Originally featured on BroadcastEngineering.com
AES announces awards presentations
Audio Engineering Society Awards Committee Chairman Wieslaw Woszczyk has announced the recipients of the organization’s awards to be presented at the 127th AES Convention at New York City’s Javits Center Friday Oct. 9. “Our members hold historical and current events in equal esteem,” Woszczyk said. “The awards pay tribute to originators of past technological and creative accomplishments and to members who have devoted extraordinary time and energy to significant AES initiatives.”
Recipients of this year’s Board of Governors Fellowship Award include engineer Rudolph “Rudy” Van Gelder, recognized for five decades of exceptional recordings of such legendary jazz artists as Miles Davis, John Coltrane and Sonny Rollins.
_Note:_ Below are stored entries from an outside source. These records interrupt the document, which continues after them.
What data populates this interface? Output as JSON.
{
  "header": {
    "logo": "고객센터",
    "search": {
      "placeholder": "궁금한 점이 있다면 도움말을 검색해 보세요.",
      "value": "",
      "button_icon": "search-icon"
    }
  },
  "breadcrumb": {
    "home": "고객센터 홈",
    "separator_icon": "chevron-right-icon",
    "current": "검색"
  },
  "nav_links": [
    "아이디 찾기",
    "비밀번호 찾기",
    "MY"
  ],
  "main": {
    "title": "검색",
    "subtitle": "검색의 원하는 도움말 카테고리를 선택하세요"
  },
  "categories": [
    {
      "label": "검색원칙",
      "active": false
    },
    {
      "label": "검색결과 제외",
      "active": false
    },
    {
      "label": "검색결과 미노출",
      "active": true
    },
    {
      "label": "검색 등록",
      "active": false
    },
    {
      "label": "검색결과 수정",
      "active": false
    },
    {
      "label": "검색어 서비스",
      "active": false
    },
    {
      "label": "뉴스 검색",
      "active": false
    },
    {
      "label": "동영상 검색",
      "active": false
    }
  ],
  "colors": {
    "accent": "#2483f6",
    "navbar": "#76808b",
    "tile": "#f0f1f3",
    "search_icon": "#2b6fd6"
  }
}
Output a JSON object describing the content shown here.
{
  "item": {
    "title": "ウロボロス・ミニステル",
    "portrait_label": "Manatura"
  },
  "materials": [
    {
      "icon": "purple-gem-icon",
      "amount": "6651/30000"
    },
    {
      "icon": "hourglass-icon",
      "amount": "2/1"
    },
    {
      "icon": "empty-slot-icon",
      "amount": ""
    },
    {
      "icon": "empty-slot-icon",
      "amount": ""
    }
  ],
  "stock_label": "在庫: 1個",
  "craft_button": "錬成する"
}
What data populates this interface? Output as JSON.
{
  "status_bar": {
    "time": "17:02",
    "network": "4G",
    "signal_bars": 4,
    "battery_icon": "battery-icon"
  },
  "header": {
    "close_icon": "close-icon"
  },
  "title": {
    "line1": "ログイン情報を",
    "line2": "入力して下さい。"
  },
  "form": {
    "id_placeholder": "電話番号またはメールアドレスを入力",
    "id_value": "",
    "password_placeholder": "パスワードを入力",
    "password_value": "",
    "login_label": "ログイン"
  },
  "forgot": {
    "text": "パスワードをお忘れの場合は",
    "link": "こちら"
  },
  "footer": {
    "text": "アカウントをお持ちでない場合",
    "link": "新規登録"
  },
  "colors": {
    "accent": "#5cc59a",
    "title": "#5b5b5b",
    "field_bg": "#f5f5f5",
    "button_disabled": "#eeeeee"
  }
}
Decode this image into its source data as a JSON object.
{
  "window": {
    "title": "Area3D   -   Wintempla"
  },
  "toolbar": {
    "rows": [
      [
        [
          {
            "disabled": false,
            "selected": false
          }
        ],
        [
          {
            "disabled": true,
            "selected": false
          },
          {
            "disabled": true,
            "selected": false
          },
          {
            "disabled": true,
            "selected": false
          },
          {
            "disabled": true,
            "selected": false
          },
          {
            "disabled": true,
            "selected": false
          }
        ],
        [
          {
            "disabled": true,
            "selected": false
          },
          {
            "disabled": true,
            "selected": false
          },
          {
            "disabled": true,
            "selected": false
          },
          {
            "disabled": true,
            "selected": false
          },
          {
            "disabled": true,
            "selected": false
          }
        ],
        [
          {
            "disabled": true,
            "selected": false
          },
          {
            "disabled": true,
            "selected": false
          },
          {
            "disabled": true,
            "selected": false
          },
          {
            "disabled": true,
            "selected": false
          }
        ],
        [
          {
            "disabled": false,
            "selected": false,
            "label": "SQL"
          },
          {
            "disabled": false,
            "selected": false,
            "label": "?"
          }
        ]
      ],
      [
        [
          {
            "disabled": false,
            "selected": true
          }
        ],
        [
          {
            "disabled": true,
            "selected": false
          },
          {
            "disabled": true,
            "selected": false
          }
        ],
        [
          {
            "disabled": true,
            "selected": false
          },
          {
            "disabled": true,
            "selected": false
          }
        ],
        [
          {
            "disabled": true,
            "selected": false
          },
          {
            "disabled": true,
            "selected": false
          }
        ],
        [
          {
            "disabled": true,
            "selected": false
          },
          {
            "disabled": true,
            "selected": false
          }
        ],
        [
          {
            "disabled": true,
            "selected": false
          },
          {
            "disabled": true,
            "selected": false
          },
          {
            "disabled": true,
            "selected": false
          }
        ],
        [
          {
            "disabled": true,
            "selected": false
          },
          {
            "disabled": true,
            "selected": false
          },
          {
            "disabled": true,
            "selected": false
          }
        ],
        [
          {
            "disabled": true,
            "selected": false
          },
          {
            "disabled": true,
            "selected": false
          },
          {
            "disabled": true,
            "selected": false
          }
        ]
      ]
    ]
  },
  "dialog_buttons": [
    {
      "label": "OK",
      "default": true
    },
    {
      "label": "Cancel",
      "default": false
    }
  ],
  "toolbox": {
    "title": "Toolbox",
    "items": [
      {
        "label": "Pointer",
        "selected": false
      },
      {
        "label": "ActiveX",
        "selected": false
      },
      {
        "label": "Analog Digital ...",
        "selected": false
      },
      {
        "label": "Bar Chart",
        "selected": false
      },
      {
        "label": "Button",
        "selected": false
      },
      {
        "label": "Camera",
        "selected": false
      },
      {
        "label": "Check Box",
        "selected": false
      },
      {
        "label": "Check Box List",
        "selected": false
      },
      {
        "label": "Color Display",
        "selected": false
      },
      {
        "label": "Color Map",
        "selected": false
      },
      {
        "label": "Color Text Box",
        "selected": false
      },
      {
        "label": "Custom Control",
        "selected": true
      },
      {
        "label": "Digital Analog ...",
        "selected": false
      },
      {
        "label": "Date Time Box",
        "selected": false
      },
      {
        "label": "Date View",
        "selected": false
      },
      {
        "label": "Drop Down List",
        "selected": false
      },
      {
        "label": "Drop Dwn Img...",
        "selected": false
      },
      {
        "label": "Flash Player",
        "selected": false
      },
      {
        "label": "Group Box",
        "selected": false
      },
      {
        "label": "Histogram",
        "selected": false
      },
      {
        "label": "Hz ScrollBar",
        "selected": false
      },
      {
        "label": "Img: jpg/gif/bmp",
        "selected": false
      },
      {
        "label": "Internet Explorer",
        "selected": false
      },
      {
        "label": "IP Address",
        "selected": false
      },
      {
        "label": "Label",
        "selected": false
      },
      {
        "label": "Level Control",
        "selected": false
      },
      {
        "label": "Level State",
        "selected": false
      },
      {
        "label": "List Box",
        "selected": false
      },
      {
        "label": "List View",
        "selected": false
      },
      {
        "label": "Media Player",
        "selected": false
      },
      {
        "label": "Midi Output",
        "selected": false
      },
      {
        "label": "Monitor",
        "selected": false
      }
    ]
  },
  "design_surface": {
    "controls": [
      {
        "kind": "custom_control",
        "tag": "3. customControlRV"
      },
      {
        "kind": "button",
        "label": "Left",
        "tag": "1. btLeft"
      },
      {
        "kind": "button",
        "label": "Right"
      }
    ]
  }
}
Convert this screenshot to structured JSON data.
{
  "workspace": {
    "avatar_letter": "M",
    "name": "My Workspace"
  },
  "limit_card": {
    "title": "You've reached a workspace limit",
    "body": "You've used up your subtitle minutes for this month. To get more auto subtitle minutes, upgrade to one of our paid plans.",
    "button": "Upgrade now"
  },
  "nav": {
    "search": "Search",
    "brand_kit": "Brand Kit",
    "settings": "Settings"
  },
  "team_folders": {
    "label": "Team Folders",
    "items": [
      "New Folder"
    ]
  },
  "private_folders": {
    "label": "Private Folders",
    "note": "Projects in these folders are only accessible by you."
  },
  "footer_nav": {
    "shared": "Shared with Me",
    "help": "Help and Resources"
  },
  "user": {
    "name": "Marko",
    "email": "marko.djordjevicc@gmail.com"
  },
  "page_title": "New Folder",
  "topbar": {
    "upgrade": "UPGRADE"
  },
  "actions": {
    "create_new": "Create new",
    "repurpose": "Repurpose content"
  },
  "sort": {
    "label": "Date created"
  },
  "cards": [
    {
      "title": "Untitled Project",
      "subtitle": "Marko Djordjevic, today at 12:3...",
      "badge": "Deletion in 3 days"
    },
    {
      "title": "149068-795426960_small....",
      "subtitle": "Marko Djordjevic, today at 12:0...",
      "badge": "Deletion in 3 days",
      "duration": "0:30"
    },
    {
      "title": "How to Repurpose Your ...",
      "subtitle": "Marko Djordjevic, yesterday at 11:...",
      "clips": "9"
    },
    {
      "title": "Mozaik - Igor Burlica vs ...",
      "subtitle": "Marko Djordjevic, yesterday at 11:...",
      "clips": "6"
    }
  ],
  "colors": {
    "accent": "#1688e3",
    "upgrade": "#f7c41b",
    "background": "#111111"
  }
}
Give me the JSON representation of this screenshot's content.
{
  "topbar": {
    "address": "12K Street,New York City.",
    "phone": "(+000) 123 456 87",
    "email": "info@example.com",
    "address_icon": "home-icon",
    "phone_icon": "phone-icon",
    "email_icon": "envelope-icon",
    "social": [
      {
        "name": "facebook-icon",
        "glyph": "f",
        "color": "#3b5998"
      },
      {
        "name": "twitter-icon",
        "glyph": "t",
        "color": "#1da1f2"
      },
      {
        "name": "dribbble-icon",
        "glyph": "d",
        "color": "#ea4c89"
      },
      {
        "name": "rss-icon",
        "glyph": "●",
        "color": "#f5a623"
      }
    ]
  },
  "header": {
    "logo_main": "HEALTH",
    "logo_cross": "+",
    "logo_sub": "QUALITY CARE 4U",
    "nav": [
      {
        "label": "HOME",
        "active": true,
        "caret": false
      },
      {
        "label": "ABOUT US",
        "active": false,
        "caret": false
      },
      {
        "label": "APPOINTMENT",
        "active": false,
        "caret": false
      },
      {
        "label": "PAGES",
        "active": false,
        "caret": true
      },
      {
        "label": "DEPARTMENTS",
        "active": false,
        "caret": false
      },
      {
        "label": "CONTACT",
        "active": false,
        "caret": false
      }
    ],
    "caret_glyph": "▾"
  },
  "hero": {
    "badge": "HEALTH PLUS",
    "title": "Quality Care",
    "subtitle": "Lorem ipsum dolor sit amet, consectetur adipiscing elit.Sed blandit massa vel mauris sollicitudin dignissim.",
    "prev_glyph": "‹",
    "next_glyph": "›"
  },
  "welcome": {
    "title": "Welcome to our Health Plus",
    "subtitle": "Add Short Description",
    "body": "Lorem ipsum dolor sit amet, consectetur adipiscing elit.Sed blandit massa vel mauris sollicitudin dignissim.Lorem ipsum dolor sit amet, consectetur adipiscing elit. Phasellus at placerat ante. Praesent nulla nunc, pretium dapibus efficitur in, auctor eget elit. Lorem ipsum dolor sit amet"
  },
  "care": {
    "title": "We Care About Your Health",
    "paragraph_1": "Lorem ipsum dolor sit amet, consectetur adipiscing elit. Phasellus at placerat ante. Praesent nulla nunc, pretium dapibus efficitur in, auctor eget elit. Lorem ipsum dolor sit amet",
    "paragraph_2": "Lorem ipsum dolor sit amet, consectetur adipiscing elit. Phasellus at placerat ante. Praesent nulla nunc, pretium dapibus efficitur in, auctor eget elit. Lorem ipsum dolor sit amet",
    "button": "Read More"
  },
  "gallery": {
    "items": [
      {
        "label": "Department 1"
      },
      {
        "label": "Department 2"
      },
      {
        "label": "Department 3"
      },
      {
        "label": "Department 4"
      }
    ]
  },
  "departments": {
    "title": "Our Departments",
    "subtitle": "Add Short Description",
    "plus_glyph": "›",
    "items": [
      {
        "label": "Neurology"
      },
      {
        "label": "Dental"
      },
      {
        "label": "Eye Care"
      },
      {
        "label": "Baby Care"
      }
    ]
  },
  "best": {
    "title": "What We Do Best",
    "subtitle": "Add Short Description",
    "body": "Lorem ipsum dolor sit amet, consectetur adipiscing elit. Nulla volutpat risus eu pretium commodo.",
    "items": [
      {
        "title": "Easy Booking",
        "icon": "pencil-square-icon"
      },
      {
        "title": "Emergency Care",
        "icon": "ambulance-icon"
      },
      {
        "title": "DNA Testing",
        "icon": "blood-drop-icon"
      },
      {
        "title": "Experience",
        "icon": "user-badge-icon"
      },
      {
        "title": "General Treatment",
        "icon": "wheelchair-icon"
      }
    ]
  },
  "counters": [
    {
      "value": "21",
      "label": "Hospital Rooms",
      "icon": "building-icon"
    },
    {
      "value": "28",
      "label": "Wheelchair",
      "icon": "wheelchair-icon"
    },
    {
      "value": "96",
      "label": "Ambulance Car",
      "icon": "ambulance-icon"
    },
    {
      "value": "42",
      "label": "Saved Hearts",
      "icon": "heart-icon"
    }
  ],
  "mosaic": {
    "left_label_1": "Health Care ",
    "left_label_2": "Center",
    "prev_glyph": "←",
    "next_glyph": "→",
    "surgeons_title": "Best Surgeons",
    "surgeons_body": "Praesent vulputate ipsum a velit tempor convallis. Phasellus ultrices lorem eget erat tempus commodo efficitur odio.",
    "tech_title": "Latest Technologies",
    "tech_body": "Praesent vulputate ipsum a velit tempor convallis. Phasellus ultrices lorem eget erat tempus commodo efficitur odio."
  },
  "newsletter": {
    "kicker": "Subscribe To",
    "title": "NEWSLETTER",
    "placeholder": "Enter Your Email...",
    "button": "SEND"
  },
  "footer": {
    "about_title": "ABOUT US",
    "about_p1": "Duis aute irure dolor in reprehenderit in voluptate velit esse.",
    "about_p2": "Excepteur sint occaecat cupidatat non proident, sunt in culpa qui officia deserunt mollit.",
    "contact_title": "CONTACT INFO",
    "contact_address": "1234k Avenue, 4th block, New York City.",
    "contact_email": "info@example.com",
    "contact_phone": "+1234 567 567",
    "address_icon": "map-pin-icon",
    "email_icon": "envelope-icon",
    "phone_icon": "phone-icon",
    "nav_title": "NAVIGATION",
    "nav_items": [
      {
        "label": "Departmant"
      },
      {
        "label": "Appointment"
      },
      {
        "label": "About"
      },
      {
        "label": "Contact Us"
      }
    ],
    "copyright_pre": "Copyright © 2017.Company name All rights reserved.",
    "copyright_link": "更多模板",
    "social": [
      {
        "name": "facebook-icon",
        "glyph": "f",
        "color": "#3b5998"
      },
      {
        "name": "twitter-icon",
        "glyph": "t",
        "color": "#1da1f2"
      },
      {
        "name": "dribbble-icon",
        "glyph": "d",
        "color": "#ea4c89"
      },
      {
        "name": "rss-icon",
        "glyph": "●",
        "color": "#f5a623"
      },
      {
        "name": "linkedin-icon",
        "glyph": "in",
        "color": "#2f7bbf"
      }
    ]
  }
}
The Fellowship Award goes to AES members who have rendered conspicuous service and for having made a valuable contribution to the advancement in or dissemination of knowledge of audio engineering or in the promotion of its application in practice.
In addition to Van Gelder, other recipients include:
- Jean-Marc Jot, for his contributions to the development of spatial sound processing, multichannel audio coding and artificial reverberation;
- Shawn Murphy, for contributions to the craft of recording and mixing of film music and to the advancement of surround-sound experience in cinema;
- Ray Rayburn, for his contributions to the art and science of sound system design, digital signal processing, routing and electromagnetic compatibility; and
- Daniel Weiss, for valuable contributions to the advancement in engineering practice and applications in the fields of digital audio mastering and signal processing.
The Silver Medal Award was established by the AES in 1971 in honor of audio pioneers Alexander Graham Bell, Emile Berliner and Thomas Edison in recognition of an outstanding development or achievement in the field of audio engineering. This year’s award will be presented to Ioan Allen in recognition of outstanding contributions, sustained over four decades, to motion picture sound, including audio recording and playback technology, operational standards, equipment and the acoustics of cinemas.